Du côté des magistrats, on assiste à une volonté d’afficher leur indépendance vis-à-vis des hommes politiques. Même s’il y a une concordance des temps troublante, les juges se défendront d’avoir voulu interférer avec la primaire. La justice ne veut pas courir le risque d’être accusée de mener un procès politique, sans laisser jouer la démocratie. Reste que le temps politique, souvent très rapide, et le temps judiciaire, toujours lent, n’ont pas les mêmes exigences. Le procès, s’il devait avoir lieu, n’interviendrait pas avant de longs mois.

Qu'en est-il de la presse, qui se fait souvent le relais médiatique des joutes judiciaires de l'ancien résident de l'Élysée ? Peut-on également parler de traitement médiatique particulier à l'égard de Nicolas Sarkozy ? Comment a pu évoluer ce traitement au fil des années ? 

Philippe Goulliaud : Indéniablement, Nicolas Sarkozy est ce que l’on appelle "un bon client". Avec lui, la presse sait qu’elle aura toujours quelque chose à raconter. L’ancien président est un expert de la communication. Il sait, mieux que ses rivaux, créer des événements autour de sa personne et autour de ses propositions. Il fascine les journalistes, qu’ils l’aiment, le craignent ou le combattent. S’agissant du traitement médiatique des affaires qui le concernent, il est finalement assez classique. Les affaires, qu’elles touchent la gauche ou la droite, ont toujours été largement couvertes par la presse. En pleine campagne de la primaire à droite, ce développement judiciaire est un événement important, quel que soit le jugement que l’on peut porter sur la décision de renvoi. Il est logique qu’on en parle et que cela fasse débat. Nicolas Sarkozy, et c’est une très bonne chose, a toujours réussi à faire valoir les éléments de sa défense. Il va continuer à le faire.

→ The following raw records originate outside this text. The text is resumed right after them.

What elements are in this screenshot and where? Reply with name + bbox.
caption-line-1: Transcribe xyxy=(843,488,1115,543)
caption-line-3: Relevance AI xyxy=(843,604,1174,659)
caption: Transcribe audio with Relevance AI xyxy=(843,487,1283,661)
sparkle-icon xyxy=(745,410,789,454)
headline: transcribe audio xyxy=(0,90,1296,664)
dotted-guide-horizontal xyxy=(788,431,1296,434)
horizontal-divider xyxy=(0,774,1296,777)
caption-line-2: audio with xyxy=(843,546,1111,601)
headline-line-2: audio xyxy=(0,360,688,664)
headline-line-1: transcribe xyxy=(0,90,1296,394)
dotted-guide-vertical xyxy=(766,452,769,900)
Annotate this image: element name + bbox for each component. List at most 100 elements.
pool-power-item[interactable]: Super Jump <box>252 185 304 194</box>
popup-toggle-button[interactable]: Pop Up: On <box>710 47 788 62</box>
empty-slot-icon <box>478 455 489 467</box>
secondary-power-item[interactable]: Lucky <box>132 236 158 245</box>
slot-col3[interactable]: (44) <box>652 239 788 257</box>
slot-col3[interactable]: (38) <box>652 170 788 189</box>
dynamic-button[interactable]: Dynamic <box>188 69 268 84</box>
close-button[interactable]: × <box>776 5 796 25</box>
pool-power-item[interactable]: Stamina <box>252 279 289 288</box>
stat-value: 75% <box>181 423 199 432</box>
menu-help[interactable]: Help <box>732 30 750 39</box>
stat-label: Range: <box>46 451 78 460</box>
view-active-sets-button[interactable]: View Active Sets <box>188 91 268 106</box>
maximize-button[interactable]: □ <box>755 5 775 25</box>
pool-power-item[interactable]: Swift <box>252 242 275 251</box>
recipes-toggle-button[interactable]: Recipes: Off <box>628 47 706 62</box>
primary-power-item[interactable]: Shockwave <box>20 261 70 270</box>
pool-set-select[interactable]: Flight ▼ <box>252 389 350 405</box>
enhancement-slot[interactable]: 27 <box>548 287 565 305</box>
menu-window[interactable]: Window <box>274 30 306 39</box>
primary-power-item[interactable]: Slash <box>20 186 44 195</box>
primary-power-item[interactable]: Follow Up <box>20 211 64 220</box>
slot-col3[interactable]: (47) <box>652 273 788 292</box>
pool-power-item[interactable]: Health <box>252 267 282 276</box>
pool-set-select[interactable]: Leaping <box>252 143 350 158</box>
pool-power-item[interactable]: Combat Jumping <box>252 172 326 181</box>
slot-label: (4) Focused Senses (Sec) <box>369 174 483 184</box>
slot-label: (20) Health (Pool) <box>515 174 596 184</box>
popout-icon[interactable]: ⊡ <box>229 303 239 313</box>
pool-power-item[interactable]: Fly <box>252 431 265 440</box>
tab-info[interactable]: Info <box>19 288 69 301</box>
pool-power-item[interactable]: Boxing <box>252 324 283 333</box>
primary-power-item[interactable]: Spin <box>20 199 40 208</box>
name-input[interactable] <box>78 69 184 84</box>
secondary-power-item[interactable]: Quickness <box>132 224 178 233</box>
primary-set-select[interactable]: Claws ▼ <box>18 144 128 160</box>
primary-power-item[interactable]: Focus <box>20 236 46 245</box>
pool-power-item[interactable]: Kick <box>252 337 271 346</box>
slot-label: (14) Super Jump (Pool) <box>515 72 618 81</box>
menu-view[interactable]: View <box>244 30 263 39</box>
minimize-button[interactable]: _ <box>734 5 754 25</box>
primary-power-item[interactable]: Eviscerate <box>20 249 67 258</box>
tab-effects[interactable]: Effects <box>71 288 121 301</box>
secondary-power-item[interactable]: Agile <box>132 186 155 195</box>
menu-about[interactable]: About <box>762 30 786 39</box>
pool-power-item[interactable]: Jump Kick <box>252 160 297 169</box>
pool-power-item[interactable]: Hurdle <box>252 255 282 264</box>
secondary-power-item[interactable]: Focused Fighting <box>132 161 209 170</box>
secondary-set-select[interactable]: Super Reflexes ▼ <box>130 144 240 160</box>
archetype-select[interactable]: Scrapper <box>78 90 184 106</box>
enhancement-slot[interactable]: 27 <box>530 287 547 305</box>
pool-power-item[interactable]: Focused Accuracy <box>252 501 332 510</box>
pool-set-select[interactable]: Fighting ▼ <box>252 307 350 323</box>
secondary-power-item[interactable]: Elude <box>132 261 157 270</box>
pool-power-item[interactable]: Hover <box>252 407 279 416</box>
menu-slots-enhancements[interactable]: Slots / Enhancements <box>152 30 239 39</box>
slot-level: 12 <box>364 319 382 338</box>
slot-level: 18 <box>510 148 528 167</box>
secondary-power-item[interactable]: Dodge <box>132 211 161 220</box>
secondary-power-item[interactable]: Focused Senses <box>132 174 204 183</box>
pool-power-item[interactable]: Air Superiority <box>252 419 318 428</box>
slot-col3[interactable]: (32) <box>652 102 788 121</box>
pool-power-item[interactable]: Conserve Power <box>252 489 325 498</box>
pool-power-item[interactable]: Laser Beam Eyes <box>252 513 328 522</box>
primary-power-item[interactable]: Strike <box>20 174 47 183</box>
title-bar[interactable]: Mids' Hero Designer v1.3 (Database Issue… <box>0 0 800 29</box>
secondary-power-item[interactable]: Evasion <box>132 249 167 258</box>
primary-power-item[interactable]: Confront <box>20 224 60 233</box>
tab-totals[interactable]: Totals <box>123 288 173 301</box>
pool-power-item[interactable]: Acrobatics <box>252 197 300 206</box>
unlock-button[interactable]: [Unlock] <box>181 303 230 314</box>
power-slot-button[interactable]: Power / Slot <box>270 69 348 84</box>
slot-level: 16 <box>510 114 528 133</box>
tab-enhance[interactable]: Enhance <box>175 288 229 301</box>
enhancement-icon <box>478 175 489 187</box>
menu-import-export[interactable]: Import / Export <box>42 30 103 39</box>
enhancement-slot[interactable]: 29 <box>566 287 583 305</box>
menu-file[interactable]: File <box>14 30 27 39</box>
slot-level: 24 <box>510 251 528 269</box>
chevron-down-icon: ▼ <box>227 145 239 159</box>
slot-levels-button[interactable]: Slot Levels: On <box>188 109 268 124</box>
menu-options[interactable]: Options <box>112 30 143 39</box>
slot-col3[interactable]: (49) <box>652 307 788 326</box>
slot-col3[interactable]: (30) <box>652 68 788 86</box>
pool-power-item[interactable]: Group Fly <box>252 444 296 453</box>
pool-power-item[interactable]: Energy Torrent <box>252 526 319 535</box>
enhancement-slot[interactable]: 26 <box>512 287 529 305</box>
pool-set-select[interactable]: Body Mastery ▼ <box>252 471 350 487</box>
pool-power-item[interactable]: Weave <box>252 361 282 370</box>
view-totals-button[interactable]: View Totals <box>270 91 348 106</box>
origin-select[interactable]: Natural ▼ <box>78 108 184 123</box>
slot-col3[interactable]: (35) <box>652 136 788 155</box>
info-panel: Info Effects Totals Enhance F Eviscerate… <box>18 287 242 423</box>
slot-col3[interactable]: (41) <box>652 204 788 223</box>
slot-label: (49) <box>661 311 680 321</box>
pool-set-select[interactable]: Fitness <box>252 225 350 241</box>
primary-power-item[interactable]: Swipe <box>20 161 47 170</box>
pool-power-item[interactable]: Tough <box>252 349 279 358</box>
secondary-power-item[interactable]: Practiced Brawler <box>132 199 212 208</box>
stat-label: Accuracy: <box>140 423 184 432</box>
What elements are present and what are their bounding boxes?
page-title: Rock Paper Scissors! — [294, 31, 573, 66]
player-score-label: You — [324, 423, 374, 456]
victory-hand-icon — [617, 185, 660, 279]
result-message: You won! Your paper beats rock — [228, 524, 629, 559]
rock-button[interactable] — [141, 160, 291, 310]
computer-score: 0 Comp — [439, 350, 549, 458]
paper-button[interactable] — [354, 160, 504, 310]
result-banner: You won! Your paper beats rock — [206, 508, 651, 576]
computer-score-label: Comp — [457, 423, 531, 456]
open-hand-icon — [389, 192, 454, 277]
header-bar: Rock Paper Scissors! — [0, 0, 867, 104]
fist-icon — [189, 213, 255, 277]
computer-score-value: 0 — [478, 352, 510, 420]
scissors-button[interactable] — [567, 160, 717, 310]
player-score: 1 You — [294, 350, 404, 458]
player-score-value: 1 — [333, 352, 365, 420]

Depuis la défaite de Nicolas Sarkozy en 2012, ses relations avec les médias sont passées par plusieurs phases. Dans un premier temps, la presse ne croyait plus beaucoup en ses chances. Elle s’est mise à penser qu’Alain Juppé, le favori des sondages, avait gagné la partie avant même qu’elle ne commence. Depuis quelques mois, le vent a tourné. Nicolas Sarkozy s’est lancé dans une reconquête méthodique, en reprenant la présidence du parti, en y remettant de l’ordre et du débat, en surfant sur les victoires électorales de la droite. Et tout récemment, en transformant l’annonce de sa candidature à la primaire en événement alors que personne ne doutait de sa décision. Aujourd’hui, beaucoup de journalistes sont convaincus qu’il a toutes les cartes en main pour gagner la primaire. Et certains se mettent à rêver d’une revanche du duel Hollande-Sarkozy de 2012. Ce serait alors l’affrontement de deux "come-back kids". Une histoire somme toute très romanesque. Reste à savoir si les électeurs choisiront ce scénario inattendu.